1. Value is relative
The shoe shine from my perspective cost US$10 and allowed me to get back to enjoying the sights and sounds of Delhi. Frustrating, but well worth the money from a functional perspective that had nothing to do with the shoes themselves, but rather to remove a nuisance and enable me to do other things. From my colleagues’ perspective, it was 10x the market rate. From my experience, it was about 2X the market rate (US$5) in the U.S., so I did not mind the rate too much. If I had been asked to pay 10X the U.S. rate or US$50, I would have resisted and likely gone ballistic. For the shoe shiner, ignoring raw material costs of the poop, it was tremendous profit and a highly valuable exchange.
Depending upon one’s perspective, the financial price of a value exchange and the utility from the value are viewed differently.
No wonder we struggle to put a price to value in outsourcing!
2. Attribution of value creation is contextual
Although the shoe shiner definitely helped solve the issue and did so quickly, I could not be pleased with the value received; the context of the need for the services completely undermined his shoe shining contribution.
If this had not been a scam and I accidentally stepped into something and a shoe shiner happened to be nearby and solved the issue, then I would have thanked him profusely and happily paid the INR 500. However, instead of thanking him, I left grumbling and scowling because of the context in how the value was created for me.
In other words, if you cause the problem, your perceived value in solving the problem is less than if you solve problems created by others.
3. Perception of value is as much about experience as results
After starting to reflect on this, I pulled out these old shoes (see photo), which I have not worn much in recent years. Ironically, they look pretty good. In fact, I believe the leather is softer and better looking than when I first bought them. They have also avoided collecting as much dust as before the unplanned shoe shine.
In other words, they benefited from the shoe shine and it appears to have been a decent shoe shine.
But I can’t give the shoe shiner any credit for this because the experience was such a turn-off.
So, solve the problem, but also ensure the experience of problem resolution is appreciated by the recipient.

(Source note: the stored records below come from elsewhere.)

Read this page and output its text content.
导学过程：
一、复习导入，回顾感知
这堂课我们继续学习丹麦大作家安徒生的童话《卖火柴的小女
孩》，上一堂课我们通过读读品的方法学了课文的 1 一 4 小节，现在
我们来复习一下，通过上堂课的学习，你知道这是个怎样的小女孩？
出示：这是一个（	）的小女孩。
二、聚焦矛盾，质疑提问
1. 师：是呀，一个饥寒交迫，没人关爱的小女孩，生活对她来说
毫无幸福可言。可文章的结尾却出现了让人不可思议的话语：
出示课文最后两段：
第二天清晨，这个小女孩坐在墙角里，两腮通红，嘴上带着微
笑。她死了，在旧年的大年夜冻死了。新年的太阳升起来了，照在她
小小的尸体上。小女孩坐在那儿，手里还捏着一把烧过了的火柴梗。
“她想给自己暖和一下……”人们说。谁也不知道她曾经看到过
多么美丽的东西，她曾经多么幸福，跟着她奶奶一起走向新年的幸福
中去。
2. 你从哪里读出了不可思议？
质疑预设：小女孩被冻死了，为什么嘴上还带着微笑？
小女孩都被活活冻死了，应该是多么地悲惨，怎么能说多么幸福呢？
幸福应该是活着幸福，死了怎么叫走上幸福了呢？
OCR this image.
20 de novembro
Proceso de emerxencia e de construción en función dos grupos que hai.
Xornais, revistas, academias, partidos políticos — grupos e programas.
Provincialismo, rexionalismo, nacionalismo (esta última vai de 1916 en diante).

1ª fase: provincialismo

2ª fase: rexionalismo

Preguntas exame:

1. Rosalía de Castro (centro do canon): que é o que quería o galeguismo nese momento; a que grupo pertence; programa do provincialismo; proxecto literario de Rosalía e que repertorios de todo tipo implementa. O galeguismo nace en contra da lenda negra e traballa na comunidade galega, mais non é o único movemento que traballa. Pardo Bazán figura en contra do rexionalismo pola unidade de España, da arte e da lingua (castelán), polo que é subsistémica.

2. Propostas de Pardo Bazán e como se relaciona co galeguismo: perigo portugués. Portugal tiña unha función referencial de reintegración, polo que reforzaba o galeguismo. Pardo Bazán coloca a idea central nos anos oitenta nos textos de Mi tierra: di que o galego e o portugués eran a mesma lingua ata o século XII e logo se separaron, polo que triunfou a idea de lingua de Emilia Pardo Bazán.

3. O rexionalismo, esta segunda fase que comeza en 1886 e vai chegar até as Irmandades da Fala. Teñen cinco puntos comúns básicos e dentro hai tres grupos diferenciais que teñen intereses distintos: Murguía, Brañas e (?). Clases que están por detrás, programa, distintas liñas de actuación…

Outsourcing is fundamentally a service provided by one complex organization to another complex organization. The situation is ripe with many factors (mis-communications, mis-aligned stakeholders, budget pressures, turnover, etc.) to limit the chance for perceived value exchange between organizations. Although we need to ensure the work completed creates value, we should not forgot that how we treat each other and manage our interactions can completely undermine the appreciation of value. If you solve a problem, don’t expect credit if you created the problem – solve problems beyond your scope. If you solve a problem, don’t expect much credit if the experience is suboptimal – own the problem and the service experience.